When my husband was in the hospital following heart surgery, I noticed almost all the families in the ICU working on jigsaw puzzles. Great idea, I thought, and got one for myself that fit on a board I could hold on my lap. I could pick it up to work on any time, yet put it down at a moment’s notice if I was called away.
Although our puzzles gave us something to do while waiting for whatever came next, I think the real appeal was their symbolic contrast to what we were going through emotionally. Watching over our loved ones, hoping and praying for recovery, we felt fragmented, at loose ends. The situation was beyond our control. The puzzle pieces, however, we could do something about. By concentrating and focusing, we could make sense out of the jumble before us. We experienced satisfaction and a sense of accomplishment every time we were able to fit one into place.

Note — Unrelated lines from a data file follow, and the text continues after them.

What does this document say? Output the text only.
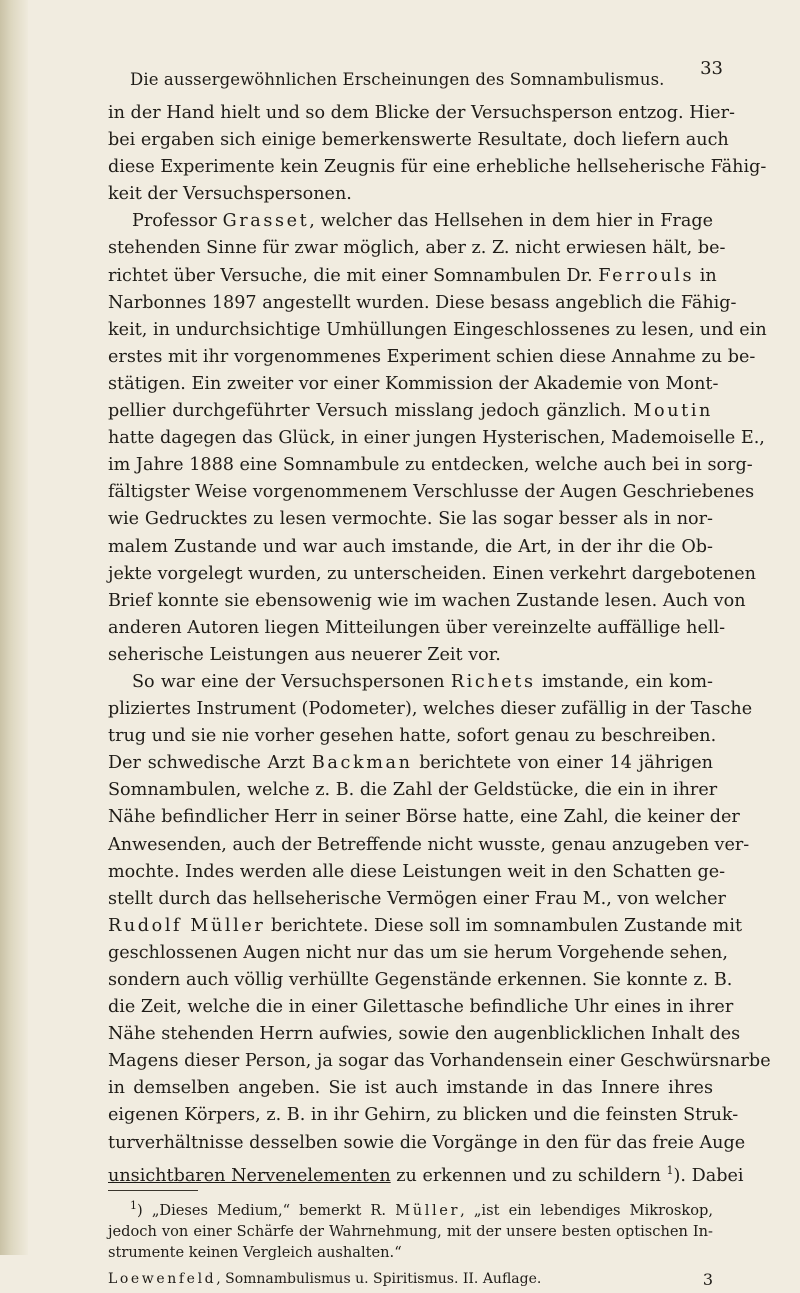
Die aussergewöhnlichen Erscheinungen des Somnambulismus.
33
in der Hand hielt und so dem Blicke der Versuchsperson entzog. Hier-
bei ergaben sich einige bemerkenswerte Resultate, doch liefern auch
diese Experimente kein Zeugnis für eine erhebliche hellseherische Fähig-
keit der Versuchspersonen.
Professor Grasset, welcher das Hellsehen in dem hier in Frage
stehenden Sinne für zwar möglich, aber z. Z. nicht erwiesen hält, be-
richtet über Versuche, die mit einer Somnambulen Dr. Ferrouls in
Narbonnes 1897 angestellt wurden. Diese besass angeblich die Fähig-
keit, in undurchsichtige Umhüllungen Eingeschlossenes zu lesen, und ein
erstes mit ihr vorgenommenes Experiment schien diese Annahme zu be-
stätigen. Ein zweiter vor einer Kommission der Akademie von Mont-
pellier durchgeführter Versuch misslang jedoch gänzlich. Moutin
hatte dagegen das Glück, in einer jungen Hysterischen, Mademoiselle E.,
im Jahre 1888 eine Somnambule zu entdecken, welche auch bei in sorg-
fältigster Weise vorgenommenem Verschlusse der Augen Geschriebenes
wie Gedrucktes zu lesen vermochte. Sie las sogar besser als in nor-
malem Zustande und war auch imstande, die Art, in der ihr die Ob-
jekte vorgelegt wurden, zu unterscheiden. Einen verkehrt dargebotenen
Brief konnte sie ebensowenig wie im wachen Zustande lesen. Auch von
anderen Autoren liegen Mitteilungen über vereinzelte auffällige hell-
seherische Leistungen aus neuerer Zeit vor.
So war eine der Versuchspersonen Richets imstande, ein kom-
pliziertes Instrument (Podometer), welches dieser zufällig in der Tasche
trug und sie nie vorher gesehen hatte, sofort genau zu beschreiben.
Der schwedische Arzt Backman berichtete von einer 14 jährigen
Somnambulen, welche z. B. die Zahl der Geldstücke, die ein in ihrer
Nähe befindlicher Herr in seiner Börse hatte, eine Zahl, die keiner der
Anwesenden, auch der Betreffende nicht wusste, genau anzugeben ver-
mochte. Indes werden alle diese Leistungen weit in den Schatten ge-
stellt durch das hellseherische Vermögen einer Frau M., von welcher
Rudolf Müller berichtete. Diese soll im somnambulen Zustande mit
geschlossenen Augen nicht nur das um sie herum Vorgehende sehen,
sondern auch völlig verhüllte Gegenstände erkennen. Sie konnte z. B.
die Zeit, welche die in einer Gilettasche befindliche Uhr eines in ihrer
Nähe stehenden Herrn aufwies, sowie den augenblicklichen Inhalt des
Magens dieser Person, ja sogar das Vorhandensein einer Geschwürsnarbe
in demselben angeben. Sie ist auch imstande in das Innere ihres
eigenen Körpers, z. B. in ihr Gehirn, zu blicken und die feinsten Struk-
turverhältnisse desselben sowie die Vorgänge in den für das freie Auge
unsichtbaren Nervenelementen zu erkennen und zu schildern $^1$). Dabei
$^1$) „Dieses Medium,“ bemerkt R. Müller, „ist ein lebendiges Mikroskop,
jedoch von einer Schärfe der Wahrnehmung, mit der unsere besten optischen In-
strumente keinen Vergleich aushalten.“
Loewenfeld, Somnambulismus u. Spiritismus. II. Auflage.	3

Unlike our real-life situations, each puzzle had a box lid showing what the final result would look like, and we found comfort in that. In retrospect, I’m glad I didn’t have a box lid showing me where my real-life situation was heading; I was hoping for a different outcome. But as I learned to trust God through all of it, I grew stronger day by day, more confident in Him. When the final picture of Alan’s life was completed, I knew I could trust God with the next part of my life. He knew when and where each piece would fit.
God promised in Hebrews 13:5 that He would never leave me or forsake me, and He has been true to His Word. He also promised that He would complete the good work He began in me (Philippians 1:6). The picture of my life is coming together as the Holy Spirit puts each piece in place. He knows the picture on the box lid, and that’s enough for me.